Когда Паверо спустился из барки, высоко держа голову, рабы и храмовые стражники поклонились ему, и он в молчании прошел на мол. Эффект, вообще-то, оказался бы большим, если бы жрец не ступил обутой в сандалию ногой в свежий конский навоз, оставшийся после проехавшей мимо колесницы. Резко остановившись и посмотрев вниз, немолодой чиновник пробормотал не самое богомольное слово.
Над причалом разнесся смех Пасера.
— Это должно научить вас не заноситься, Паверо. Вы кончите тем, что вляпаетесь в дерьмо.
Глаза западного градоправителя стали плоскими и угрожающими, как глаза кобры.
— Тогда я должен опасаться своего уважаемого собрата. Ведь он сам вышел из дерьма, — сказал Паверо, когда слуга его ринулся, чтобы отчистить сандалию господина.
Во всеобщем неловком молчании Пасер снова громко рассмеялся, как будто оценив прекрасную шутку. Только Ненри распознал в этом смехе холодный, едва уловимый гнев.

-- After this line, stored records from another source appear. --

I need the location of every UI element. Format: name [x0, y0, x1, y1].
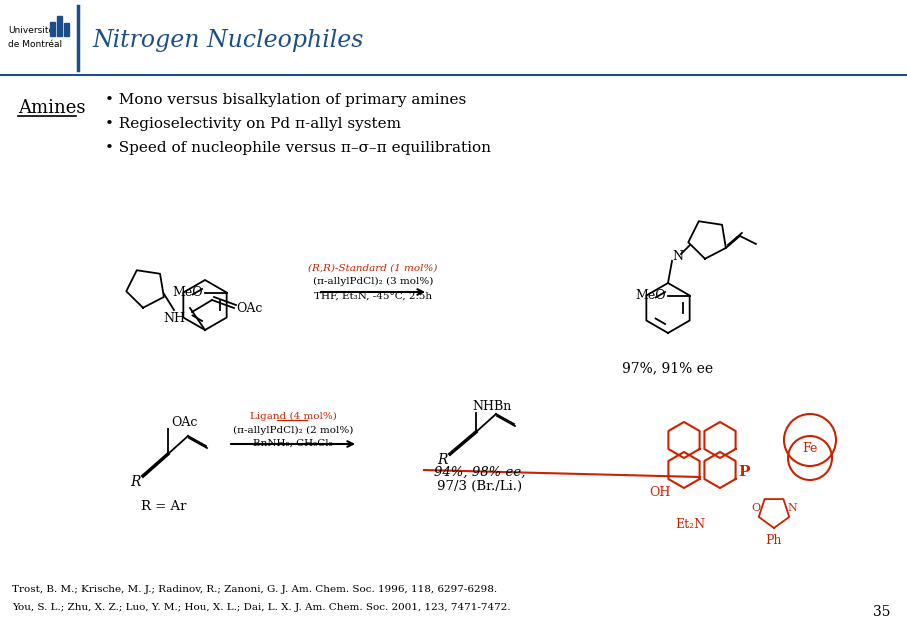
Text: Université: Université: [8, 26, 54, 35]
Text: (R,R)-Standard (1 mol%): (R,R)-Standard (1 mol%): [308, 264, 438, 272]
Text: Nitrogen Nucleophiles: Nitrogen Nucleophiles: [92, 29, 364, 51]
Text: N: N: [787, 503, 797, 513]
Text: Ph: Ph: [766, 534, 782, 546]
Text: N: N: [672, 251, 684, 264]
Text: 97%, 91% ee: 97%, 91% ee: [622, 361, 714, 375]
Text: O: O: [751, 503, 761, 513]
Text: NHBn: NHBn: [472, 399, 512, 412]
Text: 35: 35: [873, 605, 890, 619]
Bar: [50, 22, 55, 36]
Text: You, S. L.; Zhu, X. Z.; Luo, Y. M.; Hou, X. L.; Dai, L. X. J. Am. Chem. Soc. 200: You, S. L.; Zhu, X. Z.; Luo, Y. M.; Hou,…: [12, 604, 511, 612]
Text: (π-allylPdCl)₂ (3 mol%): (π-allylPdCl)₂ (3 mol%): [313, 276, 434, 286]
Text: Amines: Amines: [18, 99, 85, 117]
Text: Fe: Fe: [803, 441, 818, 454]
Text: BnNH₂, CH₂Cl₂: BnNH₂, CH₂Cl₂: [253, 439, 333, 448]
Text: MeO: MeO: [172, 286, 202, 299]
Text: R = Ar: R = Ar: [141, 499, 187, 512]
Text: de Montréal: de Montréal: [8, 40, 62, 49]
Text: THF, Et₃N, -45°C, 2.5h: THF, Et₃N, -45°C, 2.5h: [314, 291, 432, 301]
Text: OH: OH: [649, 486, 670, 499]
Bar: [57, 16, 62, 36]
Text: 94%, 98% ee,: 94%, 98% ee,: [434, 466, 526, 479]
Text: Ligand (4 mol%): Ligand (4 mol%): [249, 411, 336, 421]
Text: (π-allylPdCl)₂ (2 mol%): (π-allylPdCl)₂ (2 mol%): [233, 426, 353, 434]
Text: • Mono versus bisalkylation of primary amines: • Mono versus bisalkylation of primary a…: [105, 93, 466, 107]
Text: P: P: [738, 465, 750, 479]
Text: OAc: OAc: [236, 301, 262, 314]
Text: OAc: OAc: [171, 416, 198, 429]
Text: Trost, B. M.; Krische, M. J.; Radinov, R.; Zanoni, G. J. Am. Chem. Soc. 1996, 11: Trost, B. M.; Krische, M. J.; Radinov, R…: [12, 586, 497, 594]
Text: Et₂N: Et₂N: [675, 518, 705, 531]
Bar: [64, 23, 69, 36]
Text: 97/3 (Br./Li.): 97/3 (Br./Li.): [437, 479, 522, 492]
Text: NH: NH: [163, 311, 185, 324]
Text: • Speed of nucleophile versus π–σ–π equilibration: • Speed of nucleophile versus π–σ–π equi…: [105, 141, 491, 155]
Text: R: R: [130, 475, 141, 489]
Text: • Regioselectivity on Pd π-allyl system: • Regioselectivity on Pd π-allyl system: [105, 117, 401, 131]
Text: MeO: MeO: [635, 289, 666, 302]
Text: R: R: [437, 453, 447, 467]
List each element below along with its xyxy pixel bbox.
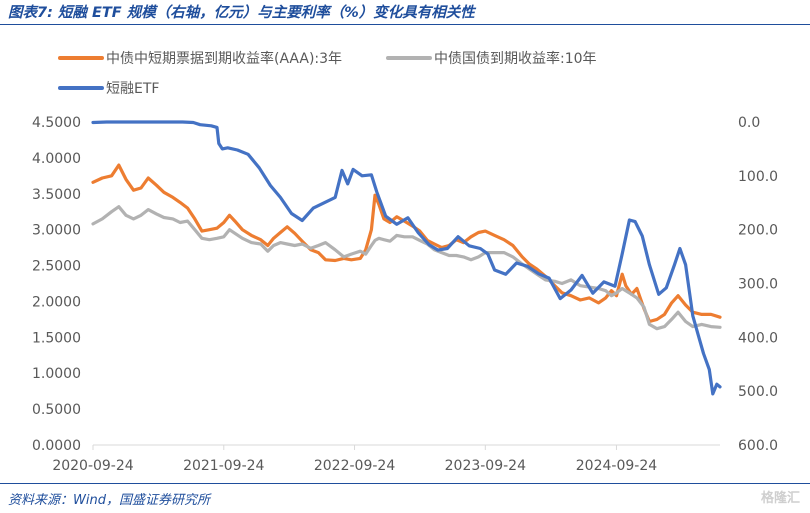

— Я никогда не скрывал отсутствия у меня родословной, господии градоправитель, — произнес Пасер. — Все знают, что вы благородного происхождения, в то время как я едва сводил концы с концами. Но вот здесь мы на равных, на одинаковых должностях.
— На равных? — задумчиво повторил Паверо. — Да. И все мы находимся пред лицом богов. Даже сам великий…
— Что ж, мой собрат сам должен сказать об этом фараону. У меня на такое не хватит смелости.
Пасер приказал слугам поставить носилки на землю. После нескольких неудачных попыток ему, наконец, удалось встать с сиденья и устремиться туда, где стоял Паверо.
Контраст между ними никогда еще не был так очевиден, как в этот миг. Худой и тучный, надменный и простой, высокий, как тростник — и крепко сбитый, как борец. Однако их связывало нечто более важное: чистая и неизбывная ненависть друг к другу.
Пасер протянул руку, чтобы Паверо на нее оперся. Вместе они поднялись по длинному скату, который вел в Храм Правосудия Маат. Каждый сжимал одинаковый официальный жезл. Всем, кто видел их издалека, градоправители могли показаться самыми сердечными друзьями. Но Ненри втайне вспоминал напыщенный и осторожный танец ухаживания, который выполняли некоторые пауки в пустыне. Вслед за этой грациозной работой ног часто следовала смерть, а не спаривание.
Министр принял двух чиновников в обычной храмовой передней, предназначенной для таких встреч. Снаружи ждала длинная очередь просителей и тяжущихся. Криками и мольбами они всеми силами пытались привлечь внимание начальника, ведь Тох в последнее время нечасто бывал в Фивах. Вместо этого он оставался в Пер-Рамзесе — северной столице, где жил фараон. Если просителям не удавалось донести свои мольбы до ушей министра или его подкупить, могли пройти недели или месяцы, прежде чем Тох снова появится на юге.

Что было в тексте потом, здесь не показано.